«Si en nuestro país tuviéramos lo que queremos, no iríamos a Europa. Pero en Marruecos no hay nada». Mohamed, de 20 años, cuyo testimonio han recogido las oenegés Prodein e Intermon/Oxfam, llegó con su hermano gemelo Youssef hace tres meses a Melilla huyendo de una vida de miseria.

Mohamed y Youssef jugaban en un equipo de fútbol local, pero un viaje a Francia frustró sus planes de convertirse en estrellas deportivas: «Llevaron a los chicos que tenían dinero a jugar allí, y como mi padre tenía una situación económica delicada, no pudimos pagar el viaje». Ahora, cada noche miran al horizonte soñando con llegar a Francia, conseguir un buen trabajo y poder enviar dinero a su familia. «Quiero mandar a mis padres de peregrinación a la Meca, comprarles una casa y cumplir el deseo que ellos no pudieron alcanzar». El de una vida mejor.

Oriundos de Kenitra, dejaron a sus padres para buscar una vida mejor en Europa. Cruzaron la frontera a nado, y tras pasar unos días en los centros de acogida, decidieron que aquello no era lo suyo. «Allí uno se siente detenido, no pudimos aguantarlo. Prefiero hacer el risky cada día que ir al centro», dice. Al igual que otros jóvenes y menores, una veintena al menos, escogieron malvivir en las calles de Melilla y apostar por intentar cruzar a la Península como polizones a bordo de uno de los ferris u ocultos en los bajos de uno de los camiones. El risky, como lo llaman, y que ha costado la vida a varios de sus compañeros.

«Bajamos al puerto para hacer risky cada día, cuando llueve y hace frío nos arriesgamos igual», explica. Colarse de polizón, a veces saltando al agua y nadando hasta alcanzar el barco, tiene su estrategia: «Hay que tener paciencia, coraje y determinación. A pesar de que la Guardia Civil nos pega con porras, sin esos tres elementos no hay resultado positivo». Hay quien lo logra al cabo de tres días, otros tardan un año en poder salir. Los chicos tienen asumido que cada día es más difícil intentarlo. «Si hubiera sido como antes, nos habríamos ido hace tiempo». Hay muchas cámaras instaladas, vigilantes, agentes… por eso van con cautela, solo uno o dos por día. «Es muy arriesgado subir a un barco, puedes caerte y tener más problemas, pero con la voluntad de Dios, llegaremos a otro país y no volveremos a Marruecos».
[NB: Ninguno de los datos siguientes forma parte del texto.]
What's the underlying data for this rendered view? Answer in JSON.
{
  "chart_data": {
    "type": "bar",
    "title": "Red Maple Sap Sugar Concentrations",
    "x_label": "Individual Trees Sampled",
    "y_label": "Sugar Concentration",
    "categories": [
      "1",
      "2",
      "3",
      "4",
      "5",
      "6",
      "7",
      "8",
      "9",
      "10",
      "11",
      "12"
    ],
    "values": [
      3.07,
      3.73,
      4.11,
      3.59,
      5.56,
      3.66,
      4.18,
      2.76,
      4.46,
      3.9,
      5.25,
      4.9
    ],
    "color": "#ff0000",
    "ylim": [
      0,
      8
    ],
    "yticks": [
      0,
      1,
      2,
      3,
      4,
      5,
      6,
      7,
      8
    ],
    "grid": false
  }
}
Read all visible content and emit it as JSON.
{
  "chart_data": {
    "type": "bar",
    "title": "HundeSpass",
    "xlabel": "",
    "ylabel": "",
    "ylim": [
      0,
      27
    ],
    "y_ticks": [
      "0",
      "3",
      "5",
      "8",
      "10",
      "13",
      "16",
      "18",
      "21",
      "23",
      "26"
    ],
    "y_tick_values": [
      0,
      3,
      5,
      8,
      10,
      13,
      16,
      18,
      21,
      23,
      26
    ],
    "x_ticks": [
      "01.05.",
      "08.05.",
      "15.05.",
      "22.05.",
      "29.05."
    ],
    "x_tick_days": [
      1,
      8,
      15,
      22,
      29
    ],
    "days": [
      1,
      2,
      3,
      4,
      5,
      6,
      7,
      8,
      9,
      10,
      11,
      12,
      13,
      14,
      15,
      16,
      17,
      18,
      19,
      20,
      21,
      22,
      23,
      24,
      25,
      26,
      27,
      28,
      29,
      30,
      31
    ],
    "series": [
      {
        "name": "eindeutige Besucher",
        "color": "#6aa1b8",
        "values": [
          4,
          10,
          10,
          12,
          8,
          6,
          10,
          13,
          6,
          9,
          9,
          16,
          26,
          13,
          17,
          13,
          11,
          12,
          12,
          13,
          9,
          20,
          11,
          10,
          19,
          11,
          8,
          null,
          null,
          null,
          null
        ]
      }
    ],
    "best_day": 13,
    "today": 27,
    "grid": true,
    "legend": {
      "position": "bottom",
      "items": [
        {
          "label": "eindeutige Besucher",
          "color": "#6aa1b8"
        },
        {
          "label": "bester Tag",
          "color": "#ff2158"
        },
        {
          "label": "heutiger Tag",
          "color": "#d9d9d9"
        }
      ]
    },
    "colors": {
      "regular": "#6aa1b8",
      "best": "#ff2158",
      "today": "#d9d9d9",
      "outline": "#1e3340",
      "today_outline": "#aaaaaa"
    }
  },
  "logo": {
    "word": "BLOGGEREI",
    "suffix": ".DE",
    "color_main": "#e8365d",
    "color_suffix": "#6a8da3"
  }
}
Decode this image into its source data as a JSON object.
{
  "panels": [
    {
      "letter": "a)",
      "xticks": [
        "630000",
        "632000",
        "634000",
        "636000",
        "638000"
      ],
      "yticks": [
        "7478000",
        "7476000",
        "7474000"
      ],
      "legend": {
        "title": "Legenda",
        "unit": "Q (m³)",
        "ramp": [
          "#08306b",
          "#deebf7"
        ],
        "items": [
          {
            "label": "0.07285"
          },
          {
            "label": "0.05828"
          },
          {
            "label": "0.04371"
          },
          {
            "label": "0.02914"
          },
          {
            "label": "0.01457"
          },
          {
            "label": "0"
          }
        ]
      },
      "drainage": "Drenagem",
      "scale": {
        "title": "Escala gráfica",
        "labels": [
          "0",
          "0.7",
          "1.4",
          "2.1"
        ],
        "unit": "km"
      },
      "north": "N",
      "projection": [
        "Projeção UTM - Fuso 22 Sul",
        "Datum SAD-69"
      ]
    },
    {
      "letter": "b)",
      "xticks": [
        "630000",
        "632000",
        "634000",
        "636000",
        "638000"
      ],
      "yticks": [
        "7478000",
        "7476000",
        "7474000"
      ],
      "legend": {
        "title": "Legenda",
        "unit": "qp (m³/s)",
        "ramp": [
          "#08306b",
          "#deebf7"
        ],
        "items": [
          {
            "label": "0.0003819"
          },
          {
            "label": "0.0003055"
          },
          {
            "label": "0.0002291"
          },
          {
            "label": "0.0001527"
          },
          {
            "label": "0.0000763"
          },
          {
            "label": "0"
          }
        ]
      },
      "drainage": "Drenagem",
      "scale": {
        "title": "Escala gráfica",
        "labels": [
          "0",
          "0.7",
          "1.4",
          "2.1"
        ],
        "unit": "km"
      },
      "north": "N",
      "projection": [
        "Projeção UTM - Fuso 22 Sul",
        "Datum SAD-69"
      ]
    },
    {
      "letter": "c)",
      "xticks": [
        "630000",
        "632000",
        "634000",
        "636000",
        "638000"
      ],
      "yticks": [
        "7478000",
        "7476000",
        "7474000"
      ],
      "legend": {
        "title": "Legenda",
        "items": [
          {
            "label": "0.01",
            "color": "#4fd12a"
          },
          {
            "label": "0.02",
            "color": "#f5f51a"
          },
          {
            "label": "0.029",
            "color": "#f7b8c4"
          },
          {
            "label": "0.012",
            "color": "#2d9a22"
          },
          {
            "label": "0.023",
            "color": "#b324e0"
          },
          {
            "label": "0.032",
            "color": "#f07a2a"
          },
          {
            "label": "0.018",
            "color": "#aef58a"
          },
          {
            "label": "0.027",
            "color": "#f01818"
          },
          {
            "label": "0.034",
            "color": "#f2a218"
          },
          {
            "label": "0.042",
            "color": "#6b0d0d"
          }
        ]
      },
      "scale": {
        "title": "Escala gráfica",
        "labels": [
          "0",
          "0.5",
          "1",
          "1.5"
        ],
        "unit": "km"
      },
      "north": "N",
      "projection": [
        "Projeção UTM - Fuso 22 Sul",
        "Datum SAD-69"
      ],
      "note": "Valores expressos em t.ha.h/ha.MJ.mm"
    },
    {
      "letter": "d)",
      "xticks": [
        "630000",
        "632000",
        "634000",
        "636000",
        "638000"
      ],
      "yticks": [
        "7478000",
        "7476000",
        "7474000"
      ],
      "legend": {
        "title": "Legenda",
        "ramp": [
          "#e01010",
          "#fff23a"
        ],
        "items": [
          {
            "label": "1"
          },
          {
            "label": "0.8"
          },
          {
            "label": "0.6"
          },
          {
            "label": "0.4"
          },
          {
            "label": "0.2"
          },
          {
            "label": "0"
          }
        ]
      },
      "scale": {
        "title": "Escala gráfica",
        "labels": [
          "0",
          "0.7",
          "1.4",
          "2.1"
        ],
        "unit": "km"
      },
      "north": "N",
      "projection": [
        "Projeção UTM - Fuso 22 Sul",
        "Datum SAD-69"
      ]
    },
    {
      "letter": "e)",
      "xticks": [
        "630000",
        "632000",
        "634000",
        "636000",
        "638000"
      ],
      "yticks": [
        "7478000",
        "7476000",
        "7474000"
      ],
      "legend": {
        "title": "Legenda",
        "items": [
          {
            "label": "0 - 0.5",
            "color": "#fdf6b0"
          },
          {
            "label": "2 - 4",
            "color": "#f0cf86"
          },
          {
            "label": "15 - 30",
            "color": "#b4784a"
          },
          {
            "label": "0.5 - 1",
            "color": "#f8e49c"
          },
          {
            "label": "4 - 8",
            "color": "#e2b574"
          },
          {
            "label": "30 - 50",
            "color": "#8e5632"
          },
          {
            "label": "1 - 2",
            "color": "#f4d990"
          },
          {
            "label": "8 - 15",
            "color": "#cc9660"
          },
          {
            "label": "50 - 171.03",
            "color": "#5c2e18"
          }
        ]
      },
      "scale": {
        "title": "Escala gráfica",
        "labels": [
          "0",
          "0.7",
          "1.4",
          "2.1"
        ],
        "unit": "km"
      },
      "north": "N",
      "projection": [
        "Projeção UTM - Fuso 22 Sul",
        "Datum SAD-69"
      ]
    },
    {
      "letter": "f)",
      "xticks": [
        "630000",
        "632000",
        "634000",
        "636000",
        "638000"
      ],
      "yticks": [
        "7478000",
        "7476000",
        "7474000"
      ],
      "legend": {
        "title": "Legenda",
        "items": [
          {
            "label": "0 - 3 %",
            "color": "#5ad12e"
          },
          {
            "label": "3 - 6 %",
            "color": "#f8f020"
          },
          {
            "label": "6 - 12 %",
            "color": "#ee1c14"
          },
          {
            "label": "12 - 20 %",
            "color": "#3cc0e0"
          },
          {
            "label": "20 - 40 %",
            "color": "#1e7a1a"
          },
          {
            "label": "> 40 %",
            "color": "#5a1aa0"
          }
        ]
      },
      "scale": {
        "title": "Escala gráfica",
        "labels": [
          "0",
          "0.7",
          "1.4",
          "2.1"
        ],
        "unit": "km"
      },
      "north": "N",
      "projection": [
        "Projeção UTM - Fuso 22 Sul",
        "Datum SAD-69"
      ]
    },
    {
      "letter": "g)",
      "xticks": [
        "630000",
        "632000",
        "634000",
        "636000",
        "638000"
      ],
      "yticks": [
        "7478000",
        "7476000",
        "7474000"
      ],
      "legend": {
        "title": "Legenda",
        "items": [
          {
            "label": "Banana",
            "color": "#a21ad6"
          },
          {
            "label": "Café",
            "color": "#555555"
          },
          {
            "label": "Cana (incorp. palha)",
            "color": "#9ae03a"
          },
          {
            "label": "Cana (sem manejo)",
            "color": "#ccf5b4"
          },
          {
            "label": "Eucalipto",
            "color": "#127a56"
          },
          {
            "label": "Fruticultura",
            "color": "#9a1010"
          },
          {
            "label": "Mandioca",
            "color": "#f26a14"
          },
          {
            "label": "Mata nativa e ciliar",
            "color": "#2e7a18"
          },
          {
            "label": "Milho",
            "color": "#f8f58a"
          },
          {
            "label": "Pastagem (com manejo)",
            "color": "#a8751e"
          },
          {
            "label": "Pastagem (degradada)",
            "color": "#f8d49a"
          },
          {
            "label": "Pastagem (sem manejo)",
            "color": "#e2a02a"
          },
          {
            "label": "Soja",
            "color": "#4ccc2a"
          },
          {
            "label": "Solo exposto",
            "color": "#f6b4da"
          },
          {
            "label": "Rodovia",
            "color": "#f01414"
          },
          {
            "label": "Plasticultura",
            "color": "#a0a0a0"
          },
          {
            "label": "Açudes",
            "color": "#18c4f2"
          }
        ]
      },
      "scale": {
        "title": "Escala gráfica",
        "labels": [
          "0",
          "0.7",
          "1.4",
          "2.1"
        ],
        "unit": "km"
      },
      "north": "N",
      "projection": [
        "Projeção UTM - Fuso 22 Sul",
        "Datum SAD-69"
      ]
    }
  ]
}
El día a día de los chicos de la calle es duro. «Quieres dormir, pero te despiertas, tienes que ir a buscar comida y luego, otra vez, te enfrentas al riesgo de subir al barco». La rutina es siempre la misma: se levantan por la noche, se abrigan y saltan una puerta. Luego trepan un muro, para que uno de ellos sujete una cuerda con la que ayudar a sus compañeros a subir y, más tarde, a bajar.

Es el peor momento, porque quedan expuestos a los vigilantes del puerto. «Uno cayó de la cuerda y se rompió las dos piernas, el vigilante lo oyó y sacó la porra, diciendo que se volviera a Marruecos», recuerda. «Tienen poca empatía y nos obligan a dar la vuelta diciendo: ‘Otro día’». Las noches de suerte son las que toca guardia de una chica: «Es buena gente, se ocupa de nosotros y no llama a los guardias. Ella nos sonríe y por lo menos nos da una esperanza».

Parte de sus planes de futuro pasan por no separarse nunca. Sin embargo, un mes después de la entrevista con los voluntarios de Prodein, Youssef fue detenido y expulsado a Marruecos. Mohamed sigue ahora a la espera de que su hermano logre cruzar de nuevo la frontera y, con la ayuda de una oenegé, planea pedir asilo como hijo de saharaui para ganar tiempo mientras llega su hermano y para evitar su deportación si le pillan.

«Si uno se queda mucho tiempo en Melilla, encontrará de todo, alcohol, drogas y otras cosas que te perjudican, así que es necesario arriesgar», concluye Mohamed.